Welcome to my blog: friends, family, fellow World Racers, racers-to-be, and people the Lord has led to this site! Thank you so much for taking the time to read this, and for those who are a part of my life, thank you for taking the time to support me in this next adventure…I hope you will visit the blog many more times throughout the course of these next months!

Let me share how I came to be gearing up for the World Race: although I heard about the World Race several years ago, my journey towards this journey began about six months ago. That’s when I first learned about the legend of Honi the Circlemaker through National Community Church’s Mark Batterson. Honi lived during the first century BC, and a devastating drought threatened to destroy his generation, the generation before Jesus. But Honi was bold, and a little bit crazy—despite the fact that the last of the Jewish prophets had died off nearly four centuries before and miracles seemed like a false memory, he dared to believe and pray for rain.

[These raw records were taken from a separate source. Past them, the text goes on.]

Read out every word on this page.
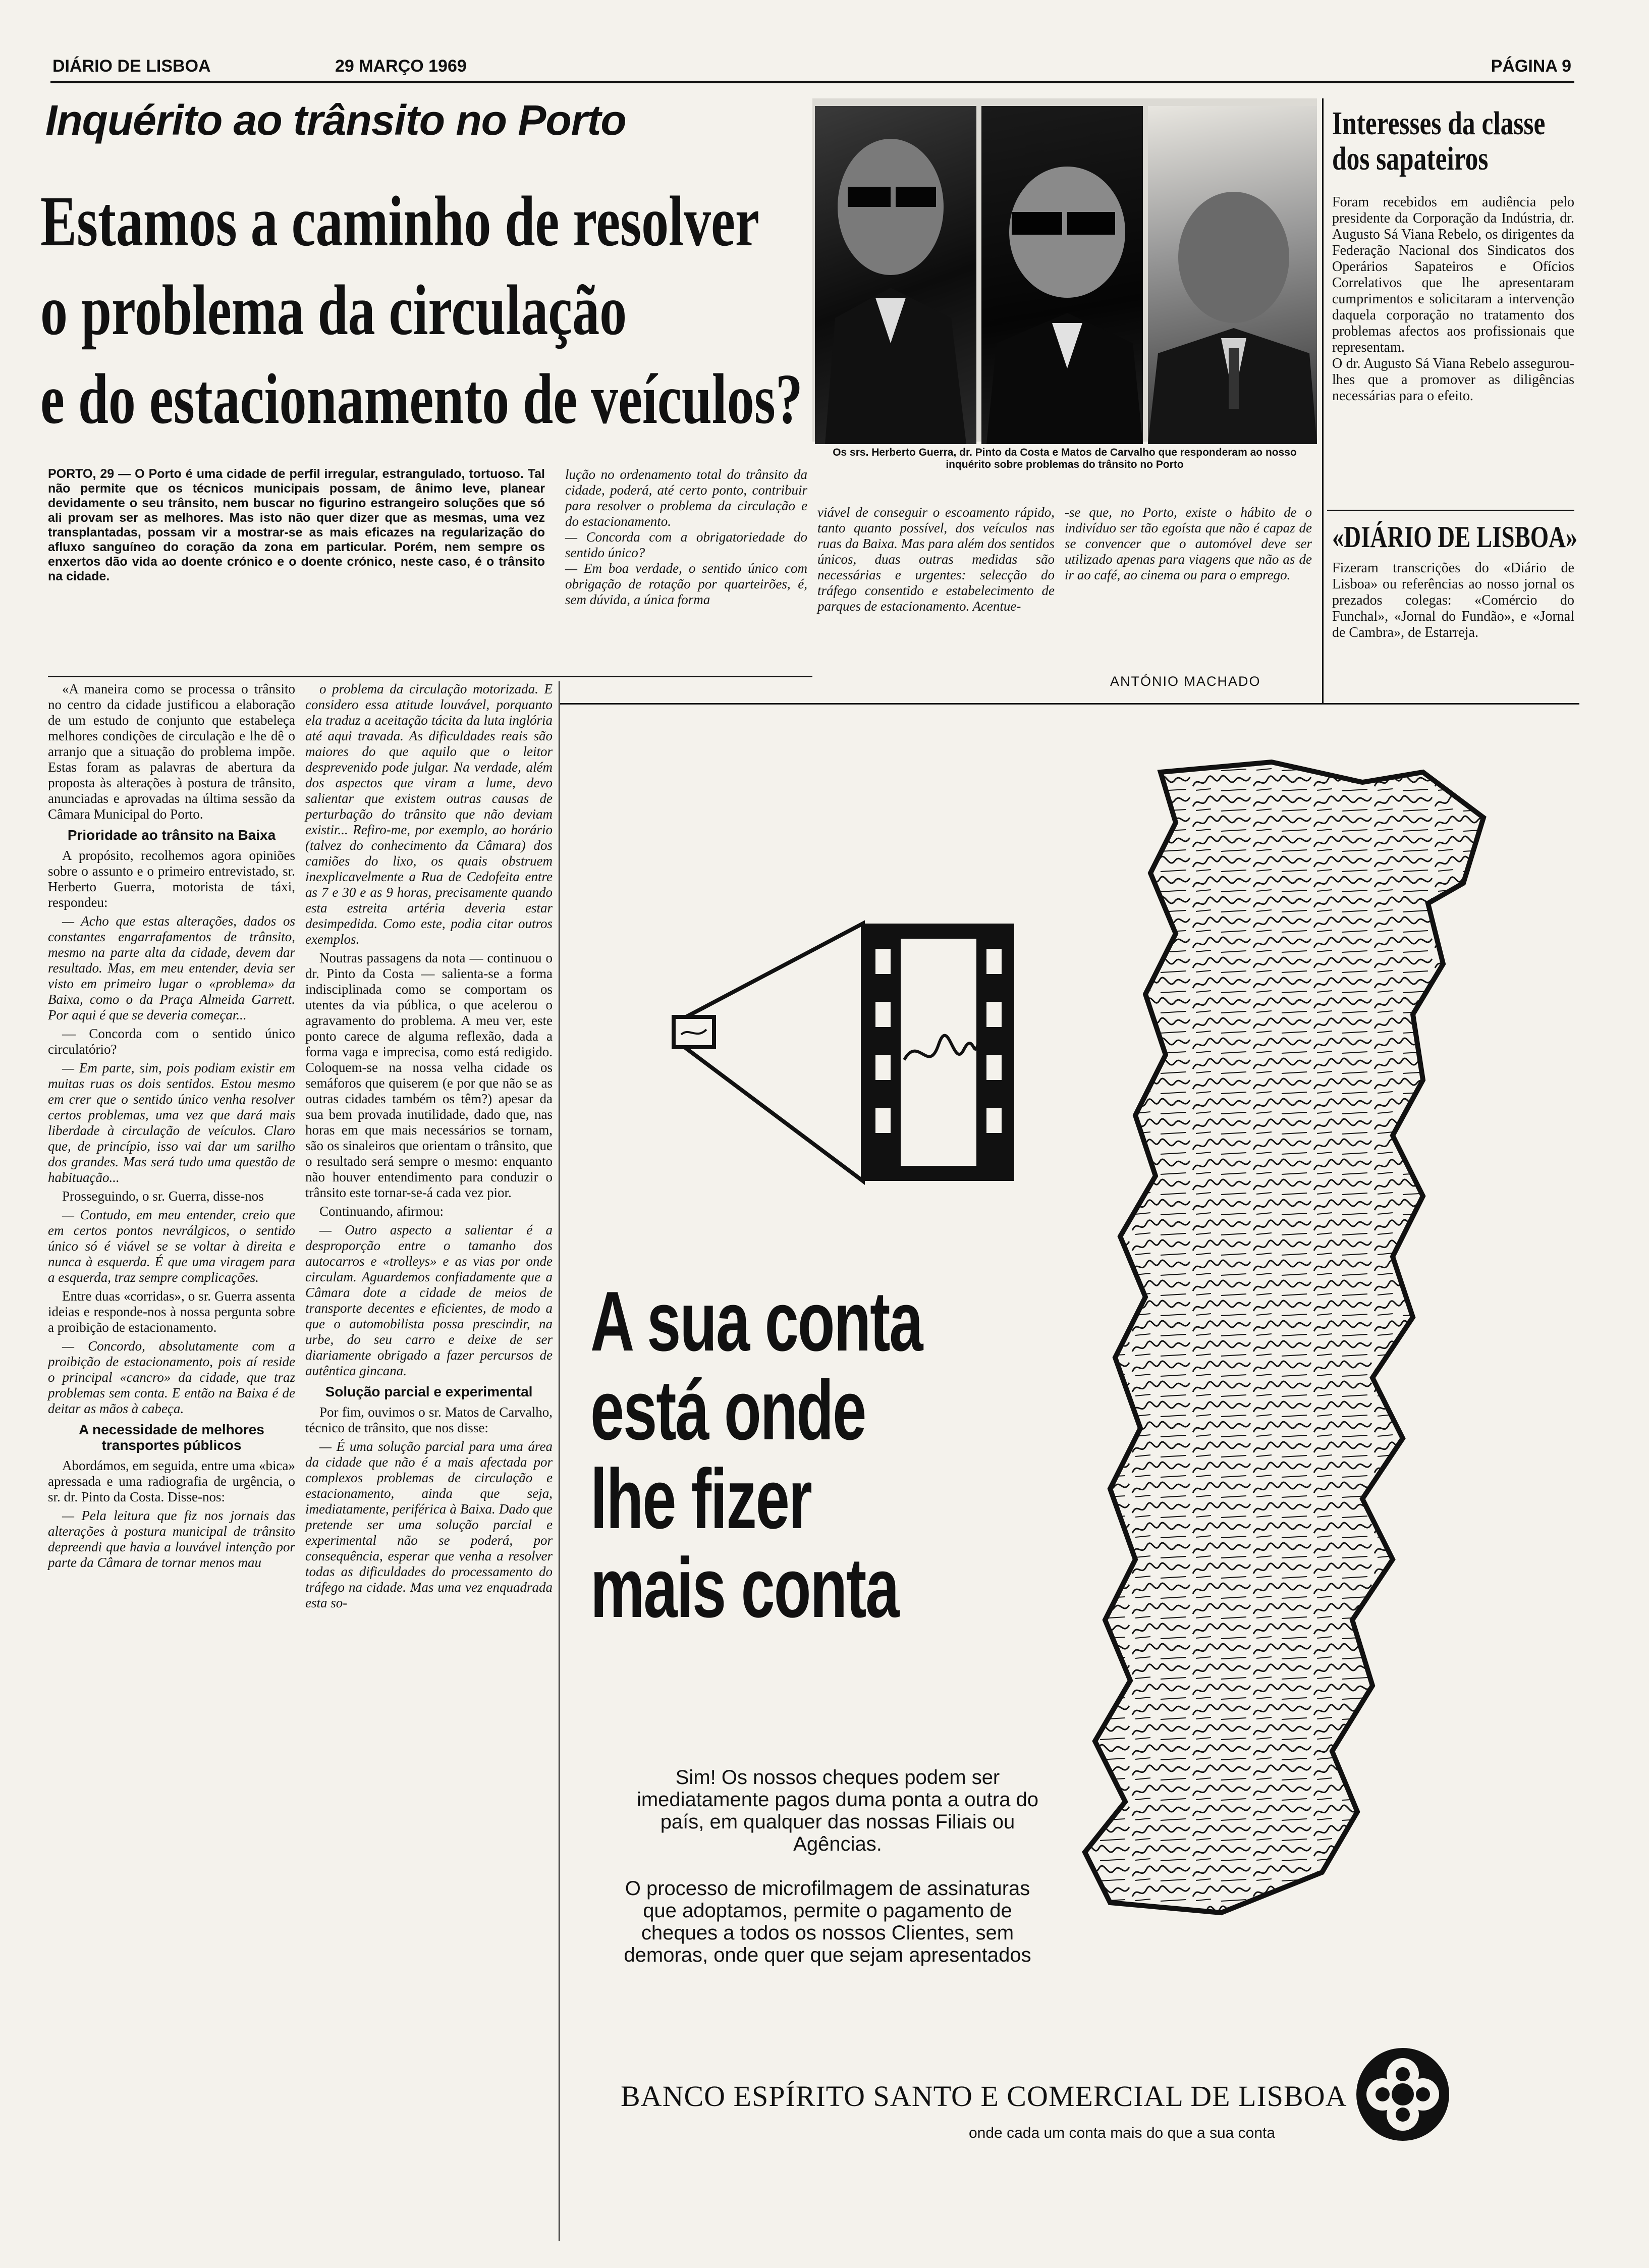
DIÁRIO DE LISBOA	29 MARÇO 1969	PÁGINA 9
Inquérito ao trânsito no Porto
Estamos a caminho de resolver
o problema da circulação
e do estacionamento de veículos?
Os srs. Herberto Guerra, dr. Pinto da Costa e Matos de Carvalho que responderam ao nosso inquérito sobre problemas do trânsito no Porto
PORTO, 29 — O Porto é uma cidade de perfil irregular, estrangulado, tortuoso. Tal não permite que os técnicos municipais possam, de ânimo leve, planear devidamente o seu trânsito, nem buscar no figurino estrangeiro soluções que só ali provam ser as melhores. Mas isto não quer dizer que as mesmas, uma vez transplantadas, possam vir a mostrar-se as mais eficazes na regularização do afluxo sanguíneo do coração da zona em particular. Porém, nem sempre os enxertos dão vida ao doente crónico e o doente crónico, neste caso, é o trânsito na cidade.

«A maneira como se processa o trânsito no centro da cidade justificou a elaboração de um estudo de conjunto que estabeleça melhores condições de circulação e lhe dê o arranjo que a situação do problema impõe. Estas foram as palavras de abertura da proposta às alterações à postura de trânsito, anunciadas e aprovadas na última sessão da Câmara Municipal do Porto.

Prioridade ao trânsito na Baixa

A propósito, recolhemos agora opiniões sobre o assunto e o primeiro entrevistado, sr. Herberto Guerra, motorista de táxi, respondeu:

— Acho que estas alterações, dados os constantes engarrafamentos de trânsito, mesmo na parte alta da cidade, devem dar resultado. Mas, em meu entender, devia ser visto em primeiro lugar o «problema» da Baixa, como o da Praça Almeida Garrett. Por aqui é que se deveria começar...

— Concorda com o sentido único circulatório?

— Em parte, sim, pois podiam existir em muitas ruas os dois sentidos. Estou mesmo em crer que o sentido único venha resolver certos problemas, uma vez que dará mais liberdade à circulação de veículos. Claro que, de princípio, isso vai dar um sarilho dos grandes. Mas será tudo uma questão de habituação...

Prosseguindo, o sr. Guerra, disse-nos

— Contudo, em meu entender, creio que em certos pontos nevrálgicos, o sentido único só é viável se se voltar à direita e nunca à esquerda. É que uma viragem para a esquerda, traz sempre complicações.

Entre duas «corridas», o sr. Guerra assenta ideias e responde-nos à nossa pergunta sobre a proibição de estacionamento.

— Concordo, absolutamente com a proibição de estacionamento, pois aí reside o principal «cancro» da cidade, que traz problemas sem conta. E então na Baixa é de deitar as mãos à cabeça.

A necessidade de melhores transportes públicos

Abordámos, em seguida, entre uma «bica» apressada e uma radiografia de urgência, o sr. dr. Pinto da Costa. Disse-nos:

— Pela leitura que fiz nos jornais das alterações à postura municipal de trânsito depreendi que havia a louvável intenção por parte da Câmara de tornar menos mau

o problema da circulação motorizada. E considero essa atitude louvável, porquanto ela traduz a aceitação tácita da luta inglória até aqui travada. As dificuldades reais são maiores do que aquilo que o leitor desprevenido pode julgar. Na verdade, além dos aspectos que viram a lume, devo salientar que existem outras causas de perturbação do trânsito que não deviam existir... Refiro-me, por exemplo, ao horário (talvez do conhecimento da Câmara) dos camiões do lixo, os quais obstruem inexplicavelmente a Rua de Cedofeita entre as 7 e 30 e as 9 horas, precisamente quando esta estreita artéria deveria estar desimpedida. Como este, podia citar outros exemplos.

Noutras passagens da nota — continuou o dr. Pinto da Costa — salienta-se a forma indisciplinada como se comportam os utentes da via pública, o que acelerou o agravamento do problema. A meu ver, este ponto carece de alguma reflexão, dada a forma vaga e imprecisa, como está redigido. Coloquem-se na nossa velha cidade os semáforos que quiserem (e por que não se as outras cidades também os têm?) apesar da sua bem provada inutilidade, dado que, nas horas em que mais necessários se tornam, são os sinaleiros que orientam o trânsito, que o resultado será sempre o mesmo: enquanto não houver entendimento para conduzir o trânsito este tornar-se-á cada vez pior.

Continuando, afirmou:

— Outro aspecto a salientar é a desproporção entre o tamanho dos autocarros e «trolleys» e as vias por onde circulam. Aguardemos confiadamente que a Câmara dote a cidade de meios de transporte decentes e eficientes, de modo a que o automobilista possa prescindir, na urbe, do seu carro e deixe de ser diariamente obrigado a fazer percursos de autêntica gincana.

Solução parcial e experimental

Por fim, ouvimos o sr. Matos de Carvalho, técnico de trânsito, que nos disse:

— É uma solução parcial para uma área da cidade que não é a mais afectada por complexos problemas de circulação e estacionamento, ainda que seja, imediatamente, periférica à Baixa. Dado que pretende ser uma solução parcial e experimental não se poderá, por consequência, esperar que venha a resolver todas as dificuldades do processamento do tráfego na cidade. Mas uma vez enquadrada esta so-

lução no ordenamento total do trânsito da cidade, poderá, até certo ponto, contribuir para resolver o problema da circulação e do estacionamento.
— Concorda com a obrigatoriedade do sentido único?
— Em boa verdade, o sentido único com obrigação de rotação por quarteirões, é, sem dúvida, a única forma
viável de conseguir o escoamento rápido, tanto quanto possível, dos veículos nas ruas da Baixa. Mas para além dos sentidos únicos, duas outras medidas são necessárias e urgentes: selecção do tráfego consentido e estabelecimento de parques de estacionamento. Acentue-
-se que, no Porto, existe o hábito de o indivíduo ser tão egoísta que não é capaz de se convencer que o automóvel deve ser utilizado apenas para viagens que não as de ir ao café, ao cinema ou para o emprego.
ANTÓNIO MACHADO
Interesses da classe
dos sapateiros
Foram recebidos em audiência pelo presidente da Corporação da Indústria, dr. Augusto Sá Viana Rebelo, os dirigentes da Federação Nacional dos Sindicatos dos Operários Sapateiros e Ofícios Correlativos que lhe apresentaram cumprimentos e solicitaram a intervenção daquela corporação no tratamento dos problemas afectos aos profissionais que representam.
O dr. Augusto Sá Viana Rebelo assegurou-lhes que a promover as diligências necessárias para o efeito.
«DIÁRIO DE LISBOA»
Fizeram transcrições do «Diário de Lisboa» ou referências ao nosso jornal os prezados colegas: «Comércio do Funchal», «Jornal do Fundão», e «Jornal de Cambra», de Estarreja.
A sua conta
está onde
lhe fizer
mais conta
Sim! Os nossos cheques podem ser imediatamente pagos duma ponta a outra do país, em qualquer das nossas Filiais ou Agências.
O processo de microfilmagem de assinaturas que adoptamos, permite o pagamento de cheques a todos os nossos Clientes, sem demoras, onde quer que sejam apresentados
BANCO ESPÍRITO SANTO E COMERCIAL DE LISBOA
onde cada um conta mais do que a sua conta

Outside the walls of Jerusalem, Honi drew a circle around himself and proclaimed that he would not leave the circle until God brought rain to that place. Talk about a bold prayer! Then something happened: raindrops hit the Earth, and people rejoiced as the drought came to end. BUT Honi declared that it was not for such a rain that he prayed, and that drizzle turned into a downpour. BUT Honi prayed again that it was not for such a rain that he prayed, but a rain of the Lord’s favor and blessing, AND that downpour turned into one beautiful summer rain. As Mark Batterson writes in his book: “It had been difficult to believe the day before the day. The day after the day, it was impossible not to believe.”

I share this story, first, because it is an awesome representation of how the Lord answers prayer, and second, it is an awesome representation that bold prayers honor God, and God honors bold prayers. Weeks after first hearing the story of Honi the Circlemaker, reflecting on stories in the Bible like the Israelites and Jericho when a circle was a very tangible form of prayer coming through, and realizing there are promises in Scripture that we can pray circles around, I got one crazy idea in my head one morning during a quiet time. Do a prayer circle around Africa. A physical prayer circle. My first reaction: that’s crazy. My second reaction: that could just be a God idea. So I prayed, wondering whether this was just silly, inspired, or both. And God did me one better: “Circling Africa?…How about circling the world?”

And so another truth in Mark Batterson’s The Circlemaker that I try to remind myself of everyday: if you pray, all bets are off. I cannot wait to meet my teammates for this adventure, and see how the Lord is going to totally re-shape us in this, and shape lives that we come in contact with over the 11 months. We’ve dreamed big for going on this trip; now let’s dream even bigger for what can happen on it.